Der neoliberale Staat ist aktiv, er privatisiert: beispielsweise die Krankenhäuser, die Seniorenheime, auch Wasser- und Elektrizitätswerke ebenso Grund und Boden. Er kommerzialisiert das gesellschaftliche Leben von A bis Z, und mensch wundert sich (eigentlich nicht), warum nichts mehr richtig funktioniert und die MitarbeiterInnen in den teils privaten, teils öffentlichen Einrichtungen der allgemeinen Daseinsvorsorge überarbeitet bzw. unzufrieden sind.
Die Lockdown-Politik infolge der Corona-Pandemie schränkt das gesellschaftliche Leben respektive die Grundrechte empfindlich ein: Notwendige Arbeiten in Produktion, Handel und Dienstleistung sollen und dürfen verrichtet wer- den. Die Politik der Eindämmung verbannt ansonsten aufs Sofa. Die Mund-und-Nasen-Maske wird zum Symbol der Anonymität und der Folgsamkeit. Die Folgen sind erhöhte Staatsaufwendungen und dennoch gesteigerte Erwerbslosigkeit, Insolvenzen, Entwicklungs- und Lerneinbrüche bei Kindern und Jugendlichen sowie vermehrt häusliche Gewalt und depressive Erkrankungen. Der „Preis“ der Restriktionen ist hoch.
Da ist nicht verwunderlich, wenn von konservativer Seite „Loyalität“ gegenüber dem Staat gefordert wird, da an dem neoliberalen Dogma von Privatisierung, Kommerzialisierung und „Eigenverantwortung“, d.h. auch an seinen deformieren- den Folgen, nichts geändert werden soll.

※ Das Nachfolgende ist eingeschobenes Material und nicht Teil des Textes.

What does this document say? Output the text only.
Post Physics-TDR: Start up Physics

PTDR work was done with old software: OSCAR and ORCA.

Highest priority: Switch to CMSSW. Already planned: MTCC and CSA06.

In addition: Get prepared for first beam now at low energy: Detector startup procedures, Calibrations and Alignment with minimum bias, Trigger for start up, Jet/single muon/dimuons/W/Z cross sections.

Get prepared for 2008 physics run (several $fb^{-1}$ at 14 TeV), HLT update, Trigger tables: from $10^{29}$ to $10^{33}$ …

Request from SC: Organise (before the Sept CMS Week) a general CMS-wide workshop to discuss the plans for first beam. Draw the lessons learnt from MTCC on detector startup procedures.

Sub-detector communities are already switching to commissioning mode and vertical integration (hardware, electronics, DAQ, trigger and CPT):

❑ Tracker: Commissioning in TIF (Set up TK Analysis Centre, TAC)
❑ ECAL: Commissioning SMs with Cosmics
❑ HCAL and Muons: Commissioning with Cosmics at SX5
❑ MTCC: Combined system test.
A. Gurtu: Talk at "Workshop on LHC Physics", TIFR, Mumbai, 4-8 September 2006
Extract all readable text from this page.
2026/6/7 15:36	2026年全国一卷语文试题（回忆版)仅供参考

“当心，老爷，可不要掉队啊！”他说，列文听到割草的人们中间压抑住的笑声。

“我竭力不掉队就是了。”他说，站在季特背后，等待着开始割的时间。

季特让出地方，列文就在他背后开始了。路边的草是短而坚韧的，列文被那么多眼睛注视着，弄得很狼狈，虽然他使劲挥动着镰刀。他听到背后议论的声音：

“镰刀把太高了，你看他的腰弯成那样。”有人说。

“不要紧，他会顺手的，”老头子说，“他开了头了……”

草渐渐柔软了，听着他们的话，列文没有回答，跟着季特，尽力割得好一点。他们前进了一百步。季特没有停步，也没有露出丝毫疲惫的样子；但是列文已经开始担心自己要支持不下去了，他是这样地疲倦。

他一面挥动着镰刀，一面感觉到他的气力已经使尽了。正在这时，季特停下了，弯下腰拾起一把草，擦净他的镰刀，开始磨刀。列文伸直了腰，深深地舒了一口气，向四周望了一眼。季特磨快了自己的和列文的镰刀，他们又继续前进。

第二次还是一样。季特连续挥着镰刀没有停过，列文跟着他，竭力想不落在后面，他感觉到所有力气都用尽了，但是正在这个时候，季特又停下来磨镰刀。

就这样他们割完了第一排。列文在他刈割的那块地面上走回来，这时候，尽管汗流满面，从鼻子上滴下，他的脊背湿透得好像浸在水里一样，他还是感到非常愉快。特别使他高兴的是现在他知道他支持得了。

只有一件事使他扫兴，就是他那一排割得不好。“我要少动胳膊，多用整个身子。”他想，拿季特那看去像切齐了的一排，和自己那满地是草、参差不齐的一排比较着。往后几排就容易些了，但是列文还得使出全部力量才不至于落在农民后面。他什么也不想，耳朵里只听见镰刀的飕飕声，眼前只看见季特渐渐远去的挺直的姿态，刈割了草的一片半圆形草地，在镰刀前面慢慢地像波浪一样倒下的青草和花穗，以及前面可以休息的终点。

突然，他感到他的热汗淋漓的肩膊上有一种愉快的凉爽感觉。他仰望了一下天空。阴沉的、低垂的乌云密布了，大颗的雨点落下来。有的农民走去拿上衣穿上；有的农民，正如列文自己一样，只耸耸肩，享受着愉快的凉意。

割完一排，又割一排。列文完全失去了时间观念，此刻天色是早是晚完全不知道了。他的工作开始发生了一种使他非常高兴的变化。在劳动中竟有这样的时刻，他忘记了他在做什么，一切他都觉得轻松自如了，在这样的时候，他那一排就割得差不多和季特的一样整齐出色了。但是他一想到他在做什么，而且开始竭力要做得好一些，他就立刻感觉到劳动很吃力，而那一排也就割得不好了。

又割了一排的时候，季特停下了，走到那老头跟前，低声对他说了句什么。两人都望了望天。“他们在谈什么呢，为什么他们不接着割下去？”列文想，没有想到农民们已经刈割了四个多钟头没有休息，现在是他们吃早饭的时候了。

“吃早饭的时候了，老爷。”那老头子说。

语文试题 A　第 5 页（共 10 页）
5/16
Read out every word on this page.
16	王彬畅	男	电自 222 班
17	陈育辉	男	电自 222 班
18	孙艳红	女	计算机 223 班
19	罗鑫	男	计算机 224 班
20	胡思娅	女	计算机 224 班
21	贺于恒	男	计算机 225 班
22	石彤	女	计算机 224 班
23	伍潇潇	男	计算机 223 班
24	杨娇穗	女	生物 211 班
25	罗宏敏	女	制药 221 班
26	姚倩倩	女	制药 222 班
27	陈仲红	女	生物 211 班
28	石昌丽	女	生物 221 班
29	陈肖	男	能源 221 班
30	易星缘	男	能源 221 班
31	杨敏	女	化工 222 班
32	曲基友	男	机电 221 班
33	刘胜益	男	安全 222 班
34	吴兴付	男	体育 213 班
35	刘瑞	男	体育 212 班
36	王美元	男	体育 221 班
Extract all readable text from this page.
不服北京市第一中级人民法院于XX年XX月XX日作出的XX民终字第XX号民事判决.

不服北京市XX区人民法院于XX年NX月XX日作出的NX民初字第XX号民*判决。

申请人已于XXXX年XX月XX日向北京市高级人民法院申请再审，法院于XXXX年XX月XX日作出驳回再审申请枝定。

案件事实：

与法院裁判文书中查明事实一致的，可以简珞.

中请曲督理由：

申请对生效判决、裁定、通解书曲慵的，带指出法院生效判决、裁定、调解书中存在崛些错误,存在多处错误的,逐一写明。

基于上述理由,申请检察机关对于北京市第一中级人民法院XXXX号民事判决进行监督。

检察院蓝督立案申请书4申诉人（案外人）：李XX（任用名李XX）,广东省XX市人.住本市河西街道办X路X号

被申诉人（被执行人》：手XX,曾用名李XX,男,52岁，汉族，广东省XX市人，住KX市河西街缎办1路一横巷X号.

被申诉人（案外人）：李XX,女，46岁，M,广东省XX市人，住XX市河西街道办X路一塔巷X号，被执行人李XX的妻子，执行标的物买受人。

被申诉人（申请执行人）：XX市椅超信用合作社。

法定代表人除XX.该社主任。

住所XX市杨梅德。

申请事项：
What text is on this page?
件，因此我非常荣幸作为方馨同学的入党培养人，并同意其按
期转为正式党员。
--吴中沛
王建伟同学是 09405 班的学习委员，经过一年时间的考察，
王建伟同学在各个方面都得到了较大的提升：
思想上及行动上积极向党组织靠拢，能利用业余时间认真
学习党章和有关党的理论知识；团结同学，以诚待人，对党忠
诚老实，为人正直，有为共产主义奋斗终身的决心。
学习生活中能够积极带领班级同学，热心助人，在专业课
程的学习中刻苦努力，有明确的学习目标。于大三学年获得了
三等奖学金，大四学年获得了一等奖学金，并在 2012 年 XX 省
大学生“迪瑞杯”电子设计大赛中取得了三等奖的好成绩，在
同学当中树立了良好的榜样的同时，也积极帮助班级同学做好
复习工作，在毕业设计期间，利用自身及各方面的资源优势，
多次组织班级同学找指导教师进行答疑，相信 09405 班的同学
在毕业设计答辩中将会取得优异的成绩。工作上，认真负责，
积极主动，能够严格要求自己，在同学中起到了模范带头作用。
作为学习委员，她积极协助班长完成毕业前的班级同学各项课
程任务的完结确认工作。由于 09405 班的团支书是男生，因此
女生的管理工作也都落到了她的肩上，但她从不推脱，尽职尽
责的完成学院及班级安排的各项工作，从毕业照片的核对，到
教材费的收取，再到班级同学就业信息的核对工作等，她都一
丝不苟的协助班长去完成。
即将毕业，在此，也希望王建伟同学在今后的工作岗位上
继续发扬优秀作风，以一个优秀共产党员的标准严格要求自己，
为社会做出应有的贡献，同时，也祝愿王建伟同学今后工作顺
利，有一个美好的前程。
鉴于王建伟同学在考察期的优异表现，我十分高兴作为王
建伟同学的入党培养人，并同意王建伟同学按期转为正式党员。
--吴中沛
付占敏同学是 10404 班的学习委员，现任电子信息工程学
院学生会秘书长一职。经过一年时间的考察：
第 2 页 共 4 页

Loyal ist regierungstreu, ursprünglich gegenüber dem König, der Krone – also eine untertänige Haltung. Dafür ist sicher förderlich, an die Heimat und an die Ordnung und an das Glück neuer Backrezepte zu glauben.
Dagegen spricht unzweideutig, daß die Menschenwürde in einer demokratisch gemeinten Gesellschaft, in einem grundrechtlich proklamierten Sozialstaat, nicht durch verordnete Passivität und Anspruchslosigkeit – im Vertrauen auf einen gütigen Staat – zu realisieren ist.
Vielmehr sind durch eine angemessene und bedarfsgemäße Steuer- und Steuerungspraxis die demokratischen, sozialen, kulturellen und gesundheitlichen Bedürfnisse der Mehrheit der Bevölkerung zu realisieren. – Besser und menschengerechter als vor der Lockdownkrise.
Das betrifft den ganzen Menschen und sollte vermehrt – persönlich und gemeinschaftlich – zum Ausdruck kommen.
Zu diesen positiven Zwecken sollten auch die Wissenschaften ihre Home-Office-Bude verlas- sen. Die Welt ist groß und veränderbar. Jedes Aufrichten ist von bemerkenswertem Vorteil.
Der Mensch war, ist und bleibt ein gesellschaftliches Wesen.